Culver-Stockton College receives $371,286 grant from Department of Justice for campus safety
CANTON, Mo. — Culver-Stockton College recently was awarded a $371,286 grant from the Department of Justice (DOJ) to further the college’s commitment to campus safety.
The funding is made possible through the DOJ’s Office of Violence Against Women Fiscal Year 2023 Grants to Reduce Domestic Violence, Dating Violence, Sexual Assault and Stalking on Campus. According to Angie Royal, vice president of student experience, the grant will fund the “Wildcat Way: Consent, Respect, and Healthy Relationships” initiative on campus.
In a press release, Royal said, “At C-SC, we take student safety extremely seriously. We are thrilled to receive the grant to help us strengthen our commitment to our students to provide a secure place for them to thrive while focusing on their education. This funding will allow us to build on programs already in place and implement new strategies and procedures under the umbrella of a new initiative that will serve as a foundation for external and internal collaboration.”
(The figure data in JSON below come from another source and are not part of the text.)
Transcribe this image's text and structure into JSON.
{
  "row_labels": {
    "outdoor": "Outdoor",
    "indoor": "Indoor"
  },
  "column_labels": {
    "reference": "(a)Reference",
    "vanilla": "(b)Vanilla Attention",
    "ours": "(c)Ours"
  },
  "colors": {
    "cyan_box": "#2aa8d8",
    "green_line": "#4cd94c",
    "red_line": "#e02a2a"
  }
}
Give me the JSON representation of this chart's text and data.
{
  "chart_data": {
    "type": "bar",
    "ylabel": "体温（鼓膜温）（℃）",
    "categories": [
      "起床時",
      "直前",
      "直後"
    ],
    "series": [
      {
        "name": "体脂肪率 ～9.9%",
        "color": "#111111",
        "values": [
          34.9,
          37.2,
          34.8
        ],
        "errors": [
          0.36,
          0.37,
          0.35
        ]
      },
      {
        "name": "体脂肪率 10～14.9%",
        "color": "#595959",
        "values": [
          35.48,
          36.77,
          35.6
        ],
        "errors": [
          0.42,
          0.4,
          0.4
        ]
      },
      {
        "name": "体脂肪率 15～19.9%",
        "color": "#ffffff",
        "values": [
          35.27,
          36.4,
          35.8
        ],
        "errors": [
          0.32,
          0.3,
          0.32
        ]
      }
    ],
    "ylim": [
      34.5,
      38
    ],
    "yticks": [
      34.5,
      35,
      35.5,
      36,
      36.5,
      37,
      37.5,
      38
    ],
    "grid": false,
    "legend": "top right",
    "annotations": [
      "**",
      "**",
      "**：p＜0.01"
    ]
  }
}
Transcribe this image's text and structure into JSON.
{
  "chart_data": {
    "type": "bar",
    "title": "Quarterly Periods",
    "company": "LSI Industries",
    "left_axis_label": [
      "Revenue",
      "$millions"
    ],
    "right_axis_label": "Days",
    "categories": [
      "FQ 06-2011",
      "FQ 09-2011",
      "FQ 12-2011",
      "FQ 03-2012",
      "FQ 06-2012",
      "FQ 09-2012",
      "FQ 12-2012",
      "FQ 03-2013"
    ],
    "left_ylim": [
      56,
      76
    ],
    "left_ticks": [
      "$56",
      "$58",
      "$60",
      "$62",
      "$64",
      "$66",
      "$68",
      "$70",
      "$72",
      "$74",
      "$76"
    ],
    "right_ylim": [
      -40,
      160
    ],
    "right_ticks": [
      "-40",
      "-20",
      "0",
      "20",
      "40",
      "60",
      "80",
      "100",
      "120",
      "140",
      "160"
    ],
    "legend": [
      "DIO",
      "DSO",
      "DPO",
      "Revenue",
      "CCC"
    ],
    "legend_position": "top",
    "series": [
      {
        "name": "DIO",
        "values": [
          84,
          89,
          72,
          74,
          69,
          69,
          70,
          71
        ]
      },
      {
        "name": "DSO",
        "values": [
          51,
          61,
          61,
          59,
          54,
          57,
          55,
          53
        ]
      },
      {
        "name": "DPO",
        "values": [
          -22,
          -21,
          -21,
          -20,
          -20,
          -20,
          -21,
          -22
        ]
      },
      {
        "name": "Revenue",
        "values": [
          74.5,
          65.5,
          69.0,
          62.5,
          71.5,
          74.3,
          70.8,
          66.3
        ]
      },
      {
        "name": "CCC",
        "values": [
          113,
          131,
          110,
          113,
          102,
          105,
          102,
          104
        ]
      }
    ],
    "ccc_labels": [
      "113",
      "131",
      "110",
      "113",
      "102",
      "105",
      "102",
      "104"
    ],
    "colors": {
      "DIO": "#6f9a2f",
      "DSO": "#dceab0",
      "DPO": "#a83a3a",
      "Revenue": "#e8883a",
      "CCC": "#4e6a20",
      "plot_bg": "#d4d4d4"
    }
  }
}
The three-year grant, which took effect Oct. 1 and runs through Sept. 30, 2026, is awarded to higher learning institutions by the DOJ following a rigorous peer review of the application. The proposal includes a narrative outline, the purpose and components of the initiative. The DOJ employs the help of victim advocates, judges, legal professionals, police officers and others to perform the peer and programmatic reviews of the applications.
Providing a safe campus environment is a top priority at Culver-Stockton College for students, employees and guests. This has been achieved through campus security measures and various educational awareness programs facilitated by the college. The Wildcat Way program, funded through this grant opportunity, will assist with the expansion of prevention education and awareness to develop and strengthen security and investigation strategies that target domestic violence, violence, dating violence, sexual assault and stalking on campus.
“A big part of the initiative will be providing victim services in cases involving those crimes on campus,” said Caitlin Erickson, head women’s lacrosse coach, Title IX Coordinator and grant team member. “The program will include outreach services, civil and criminal justice responses, prevention and support for survivors of those crimes, especially for underserved communities, particularly the LGBTQ community.”
Royal said the first year of grant funding will involve a planning year to hire a project director and develop the Coordinated Community Response Team (CCRT). Members of CCRT will be students, campus partners, victim advocates and local law enforcement.
The team will be an integral part of the strategic planning process, responsible for reviewing policies and procedures and establishing relationships with internal partners as well as external partners, including law enforcement agencies, prosecutors’ offices, courts, and nonprofits, nongovernmental victim advocacy and victim services organizations. C-SC will work closely with AVENUES, a local nonprofit that provides advocacy services for domestic and sexual violence victims, as well as local law enforcement agencies.
“The Coordinated Community Response Team members will also work to build on the campus’ current response to and the prevention of sexual assault, domestic and dating violence and stalking,” said W.G. Lewis, director of campus security and grant team member. “Our comprehensive prevention programming will include bystander intervention training as well as ongoing response training to all campus law enforcement members and all personnel in the campus resolution process.”